New Orleans City Council OKs Short-Term Rentals
NEW ORLEANS (AP) — The New Orleans City Council has passed an ordinance allowing short-term rentals, like Airbnb.
Multiple media outlets report Thursday's vote was 6-1 with Councilman Jared Brossett casting the lone dissenting vote.
The preliminary vote came after a nearly three hour meeting before a standing-room only crowd. The ordinance will be voted on at a later date to become a law.
Supporters say short-term rentals allow homeowners to generate additional income. Those opposed say the spread of tourism to residential areas hurts the quality of life.
Councilman Jason Williams says the panel has ensured that an already bad situation will not get worse. He says the city has put in place "the most robust set of restrictions on Airbnb."
Earlier on Thursday, October 20, 2016, Mayor Mitch Landrieu announced a package of proposed reforms to be presented to the New Orleans City Council aimed at regulating, taxing and enforcing short term rentals (STRs) in the City of New Orleans. In response to residents’ concerns, full-time, whole-home short term rentals in residential districts will be prohibited.
“There is great consensus that coming up with regulations for short term rentals that are enforceable and protect the integrity of our neighborhoods is much better than the status quo,” said Mayor Landrieu. “We must update City laws to meet today’s reality, protect consumers and generate sufficient City revenue to pay for both enforcement and the services required to support additional visitors in the New Orleans market. This compromise balances the economic opportunity created by short term rentals with the need to maintain the integrity of our neighborhoods and protect the supply of long-term rental housing stock and affordability across our city.”
The package of reforms presented by the Landrieu administration would prohibit full-time, whole-home rentals in residential districts.
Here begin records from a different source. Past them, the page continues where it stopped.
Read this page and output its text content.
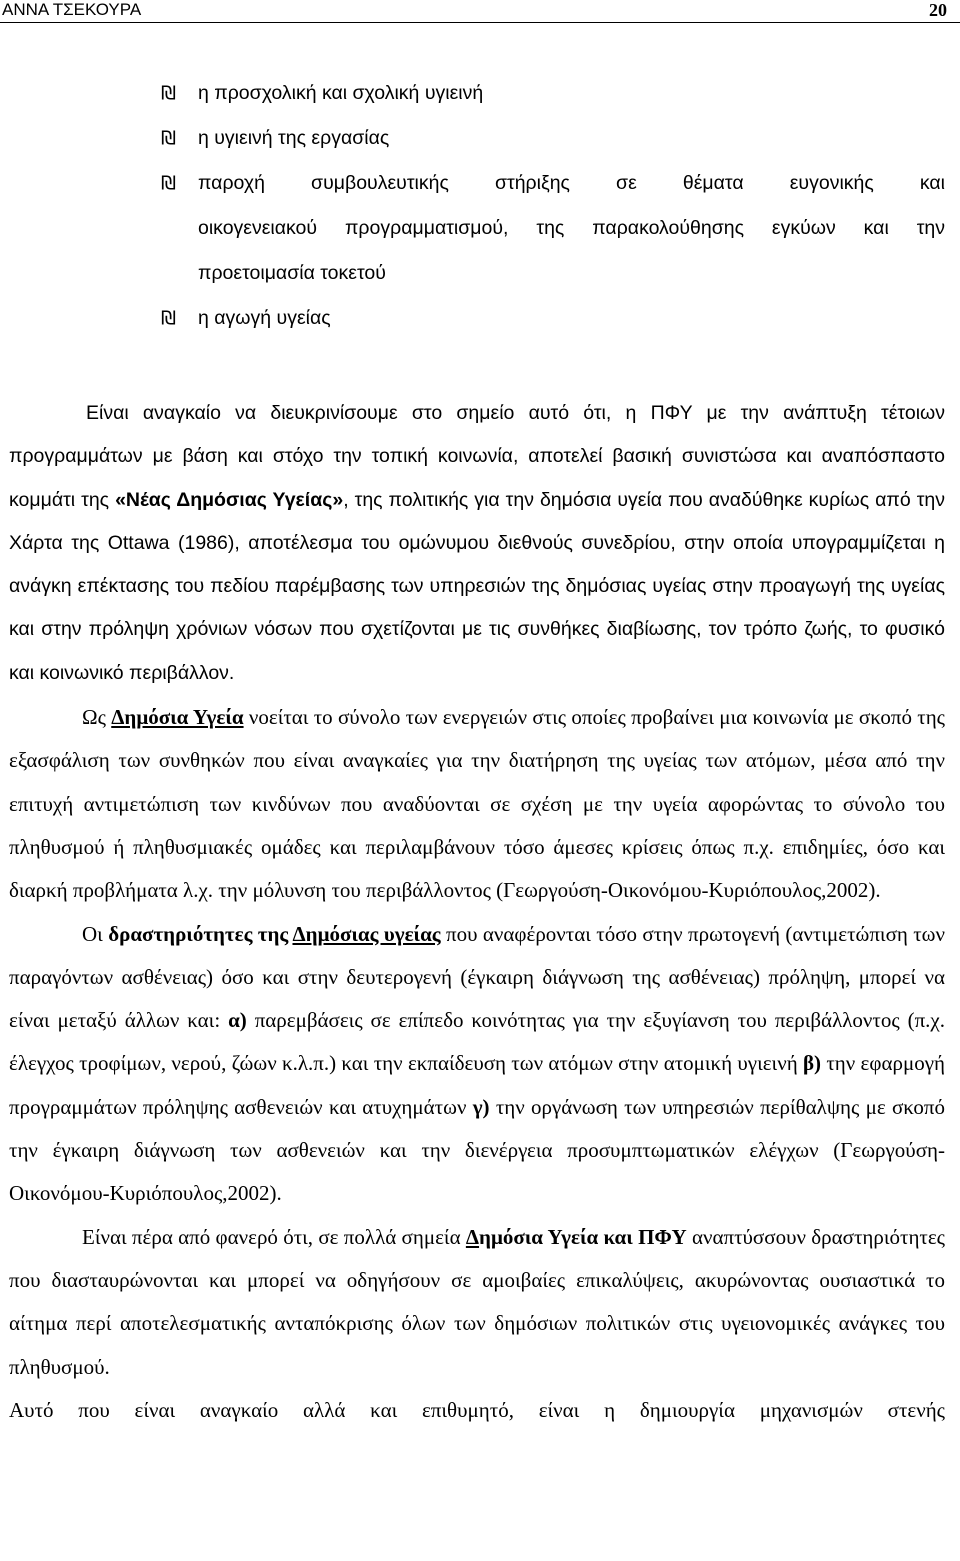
ΑΝΝΑ ΤΣΕΚΟΥΡΑ	20
₪ η προσχολική και σχολική υγιεινή
₪ η υγιεινή της εργασίας
₪ παροχή συμβουλευτικής στήριξης σε θέματα ευγονικής και
οικογενειακού προγραμματισμού, της παρακολούθησης εγκύων και την
προετοιμασία τοκετού
₪ η αγωγή υγείας

Είναι αναγκαίο να διευκρινίσουμε στο σημείο αυτό ότι, η ΠΦΥ με την ανάπτυξη τέτοιων προγραμμάτων με βάση και στόχο την τοπική κοινωνία, αποτελεί βασική συνιστώσα και αναπόσπαστο κομμάτι της «Νέας Δημόσιας Υγείας», της πολιτικής για την δημόσια υγεία που αναδύθηκε κυρίως από την Χάρτα της Ottawa (1986), αποτέλεσμα του ομώνυμου διεθνούς συνεδρίου, στην οποία υπογραμμίζεται η ανάγκη επέκτασης του πεδίου παρέμβασης των υπηρεσιών της δημόσιας υγείας στην προαγωγή της υγείας και στην πρόληψη χρόνιων νόσων που σχετίζονται με τις συνθήκες διαβίωσης, τον τρόπο ζωής, το φυσικό και κοινωνικό περιβάλλον.

Ως Δημόσια Υγεία νοείται το σύνολο των ενεργειών στις οποίες προβαίνει μια κοινωνία με σκοπό της εξασφάλιση των συνθηκών που είναι αναγκαίες για την διατήρηση της υγείας των ατόμων, μέσα από την επιτυχή αντιμετώπιση των κινδύνων που αναδύονται σε σχέση με την υγεία αφορώντας το σύνολο του πληθυσμού ή πληθυσμιακές ομάδες και περιλαμβάνουν τόσο άμεσες κρίσεις όπως π.χ. επιδημίες, όσο και διαρκή προβλήματα λ.χ. την μόλυνση του περιβάλλοντος (Γεωργούση-Οικονόμου-Κυριόπουλος,2002).

Οι δραστηριότητες της Δημόσιας υγείας που αναφέρονται τόσο στην πρωτογενή (αντιμετώπιση των παραγόντων ασθένειας) όσο και στην δευτερογενή (έγκαιρη διάγνωση της ασθένειας) πρόληψη, μπορεί να είναι μεταξύ άλλων και: α) παρεμβάσεις σε επίπεδο κοινότητας για την εξυγίανση του περιβάλλοντος (π.χ. έλεγχος τροφίμων, νερού, ζώων κ.λ.π.) και την εκπαίδευση των ατόμων στην ατομική υγιεινή β) την εφαρμογή προγραμμάτων πρόληψης ασθενειών και ατυχημάτων γ) την οργάνωση των υπηρεσιών περίθαλψης με σκοπό την έγκαιρη διάγνωση των ασθενειών και την διενέργεια προσυμπτωματικών ελέγχων (Γεωργούση-Οικονόμου-Κυριόπουλος,2002).

Είναι πέρα από φανερό ότι, σε πολλά σημεία Δημόσια Υγεία και ΠΦΥ αναπτύσσουν δραστηριότητες που διασταυρώνονται και μπορεί να οδηγήσουν σε αμοιβαίες επικαλύψεις, ακυρώνοντας ουσιαστικά το αίτημα περί αποτελεσματικής ανταπόκρισης όλων των δημόσιων πολιτικών στις υγειονομικές ανάγκες του πληθυσμού.

Αυτό που είναι αναγκαίο αλλά και επιθυμητό, είναι η δημιουργία μηχανισμών στενής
The package includes strict regulations, time limits and permit fees for non-owner-occupied rentals in residential districts.
The proposal includes three types of legally permitted STRs:
• Accessory: allows permanent resident to rent out spare bedrooms, or property owner occupant to rent half a double on full-time basis, homestead exemption required, STR License required.
• Temporary: allows property owner to rent their dwelling as a STR on a temporary basis for up to 90 days per calendar year, up to 5 bedrooms, STR License required.
• Commercial: allows property owner to operate STR as a commercial use in commercial and mixed use districts, up to 5 bedrooms, STR License required.
All types of STRs are banned within the Vieux Carré with the exception of the Vieux Carré Entertainment District which are allowed by right as a commercial permit.
Mayor Landrieu said, “Most of us agree that full-time rentals in non-owner-occupied homes in residential districts are impacting neighborhoods so we must limit and enforce it. This proposed package of reforms specifically addresses this so we can protect the character of New Orleans' neighborhoods. We strongly feel that as a consequence of this package, we will likely reduce the number of short term rentals in our city.”
The key to making this work effectively is the participation of Airbnb and other short term rental industry platforms, City reps said. If this framework is put in place, they said, the major platforms have agreed to voluntarily collect taxes on behalf of STR permit holders, pay a fee into the City’s Neighborhood Housing Improvement Fund (NHIF) for affordable housing, provide certain pass-through data to the City on a quarterly basis and include the names and addresses of operators. This industry participation is critical to establishing regulations on short term rentals that are workable, equitable and enforceable, City reps said.
City reps said the proposed compromise framework will:
• Ensure the safety of visitors;
• Protect neighborhood character and minimize impacts to residential areas;
• Enable economic opportunities;
• Create equitable regulations for the hospitality industry;
• Create regulations based on best practices that respond to the unique circumstances here;
• Generate revenue for the City;
• Facilitate public notice and information;
• Allow short term rentals based on their impact;
• Respond to the unique impacts of each short term rental type to minimize nuisances;
• Propose enforceable regulations;
• Prioritize compliance and enforcement; and
• Implement a system where problem operators would not vest property rights.